Important for journalism
Now Reporters Without Borders is also protesting against the planned criminalization of infrastructures that allow anonymisation. “We defend ourself against the criminalization of our campaign for anonymity on the Internet. Just because we operate Tor nodes, we are not criminal, ” says Christian Mihr, CEO of the Press Freedom Organization.
Reporters Without Borders supports the Tor network with two servers to allow journalists to circumvent censorship.
“In our digital security training sessions, we see daily how important a VPN or the Tor Browser has become for the work of journalists. In the age of increasing surveillance such offers should be strengthened rather than criminalized.”
One third of the traffic goes through Germany
In the case of the Tor network it’s particularly critical that about 30 percent of network traffic is run on German servers and about 1,300 nodes are registered.

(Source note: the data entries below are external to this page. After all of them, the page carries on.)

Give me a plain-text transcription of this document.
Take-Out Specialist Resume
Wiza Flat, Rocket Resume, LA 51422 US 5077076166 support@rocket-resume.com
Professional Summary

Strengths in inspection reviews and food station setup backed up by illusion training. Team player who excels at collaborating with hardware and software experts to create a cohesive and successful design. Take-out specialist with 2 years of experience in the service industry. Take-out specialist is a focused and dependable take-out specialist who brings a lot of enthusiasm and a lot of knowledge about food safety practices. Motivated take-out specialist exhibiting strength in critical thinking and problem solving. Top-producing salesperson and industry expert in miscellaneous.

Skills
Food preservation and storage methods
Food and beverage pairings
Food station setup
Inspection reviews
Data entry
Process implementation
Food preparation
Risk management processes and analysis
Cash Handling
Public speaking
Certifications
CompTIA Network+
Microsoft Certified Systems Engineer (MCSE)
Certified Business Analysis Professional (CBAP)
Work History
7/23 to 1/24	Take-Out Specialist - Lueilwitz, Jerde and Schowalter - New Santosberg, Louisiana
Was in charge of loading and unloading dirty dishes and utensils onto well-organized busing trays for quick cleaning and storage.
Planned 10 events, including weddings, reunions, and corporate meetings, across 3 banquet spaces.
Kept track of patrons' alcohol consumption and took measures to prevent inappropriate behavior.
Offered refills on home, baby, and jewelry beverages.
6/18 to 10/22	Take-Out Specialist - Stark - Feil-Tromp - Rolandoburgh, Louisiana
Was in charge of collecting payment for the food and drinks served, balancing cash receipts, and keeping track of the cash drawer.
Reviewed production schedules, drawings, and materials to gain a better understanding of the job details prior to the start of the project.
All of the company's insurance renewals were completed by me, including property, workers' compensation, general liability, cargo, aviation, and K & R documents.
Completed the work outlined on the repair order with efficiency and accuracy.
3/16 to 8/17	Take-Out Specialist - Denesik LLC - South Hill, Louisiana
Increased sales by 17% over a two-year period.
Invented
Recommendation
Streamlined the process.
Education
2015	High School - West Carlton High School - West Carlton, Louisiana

Thus the anonymization network is heavily dependent on German legislation and could be weakened by the tightening in its entirety.
According to Reporters Without Borders, numerous operators inside the Tor infrastructure are already anxious. In addition, the new law also allows investigation against revelation platforms such as Wikileaks.
Reporters Without Borders, together with the association Zwiebelfreunde, one of the largest operators of anonymisation infrastructures worldwide, has published a statement on the topic. The authors of the opinion recommend rejecting both the plans of the Ministry of the Interior and the Federal Council immediately, especially as the alleged loopholes in penal law would not exist anyway.
Instead, the authors recommend a personal and technical increase in police for effective prosecution, especially in the area of trained IT professionals. To this end, the existing cybercrime law enforcement agencies should also be strengthened.
Heavy attack on press freedom
Katja Kipping, leader of the Left Party, also emphasizes to netzpolitik.org Germany’s important role in the worldwide Tor network: “If Seehofer’s initiative attacks this commitment, this would have serious consequences for the anonymisation network. That, in turn, would be a serious attack on press relations in many regions of the world where journalists lives are in constant danger.”
Besides protecting one’s own life, protecting sources is an essential part of the work of journalists throughout the world. “An attack on the anonymization network is thus an attack on press freedom. That also whistleblowers come under heavy pressure again, must hardly be mentioned at this point.”
Green interior and network expert Konstantin von Notz says, “We certainly need to make law enforcement more effective, but criminalizing Tor servers and rejecting anonymity is definitely the wrong way!”